Study design: Histologic and ultrastructural study of disc cell death after traumatic injury to the human cervical spine and postmortem (p-m) in the porcine cervical spine.
Objective: To determine the changes in disc cell morphology, viability, and manner of cell death after trauma in human discs and p-m in porcine discs.
Summary of background data: Similarities in the morphology of human and porcine spine have been shown in many histologic and biomechanical investigations. It is known that compressive or traumatic injuries to cartilage and intervertebral discs can result in cell death by necrosis or apoptosis. An additional form of apoptosis, chondroptosis, has been reported in articular cartilage, but not to date in the disc.
Methods: The anterior portion of intervertebral discs and endplates of 30 patients with traumatic injuries to the cervical spine were studied histologically (including trypan blue exclusion and TUNEL staining) and ultrastructurally. Fractures were classified according to Magerl and degeneration of the intervertebral disc according to Thompson and Benneker. Similar studies of disc and endplate were undertaken on porcine cervical spine 0 to 24 hours p-m.

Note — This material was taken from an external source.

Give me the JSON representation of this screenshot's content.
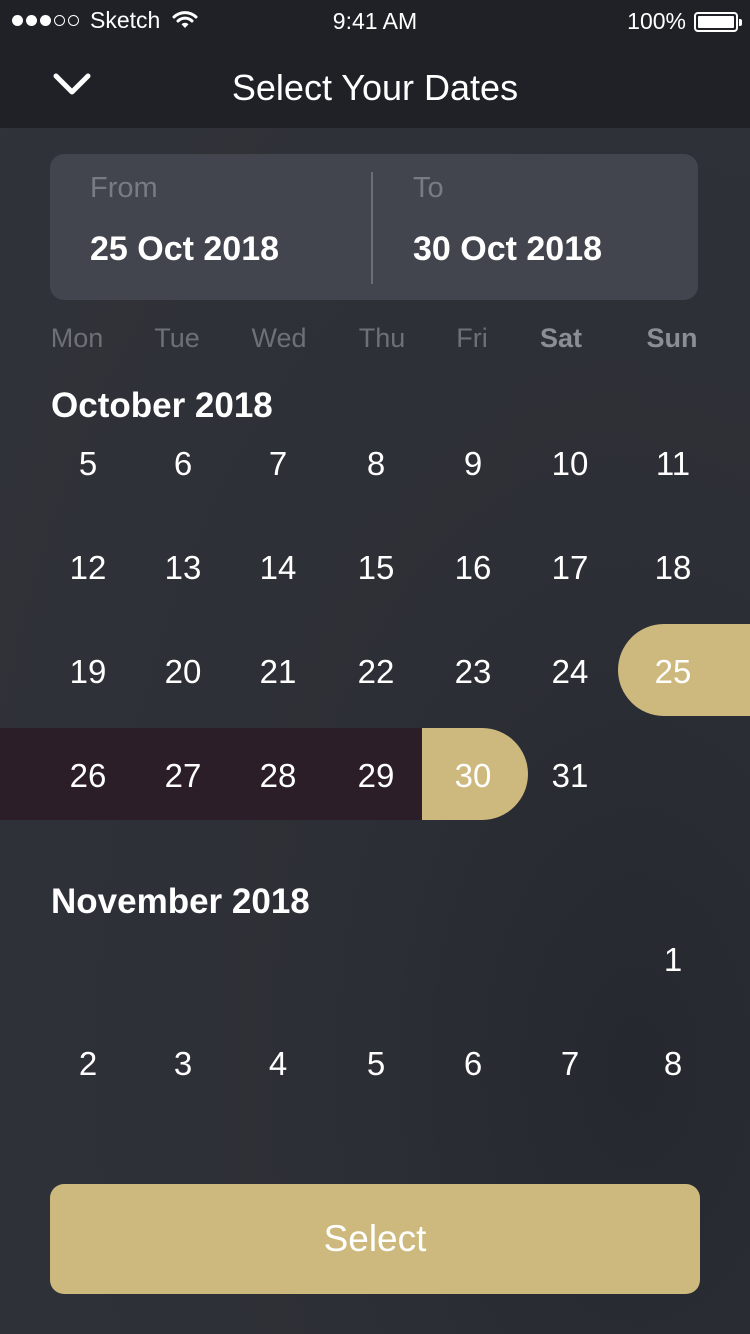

Results: Electron and light microscopy showed up to 75% of human disc cells die within the first 24 hours of trauma, mainly by necrosis, similar to that seen in pig discs p-m. This study reports on 2 morphologies, chondroptosis and balloon cells, previously not described in the disc. Chondroptosis had been significantly higher and ballooned cells were exclusively seen in discs from fractures with compression, where apoptosis was also most common. Porcine samples revealed comparable rates of apoptosis and chondroptosis as fractures with less compression. Glycogen was commonly found in disc cells after trauma.
Conclusion: Traumatic injuries of the human cervical spine lead to rapid changes in disc cell morphology and cell death, particularly via necrosis. The type of fracture and load seems to influence cell death.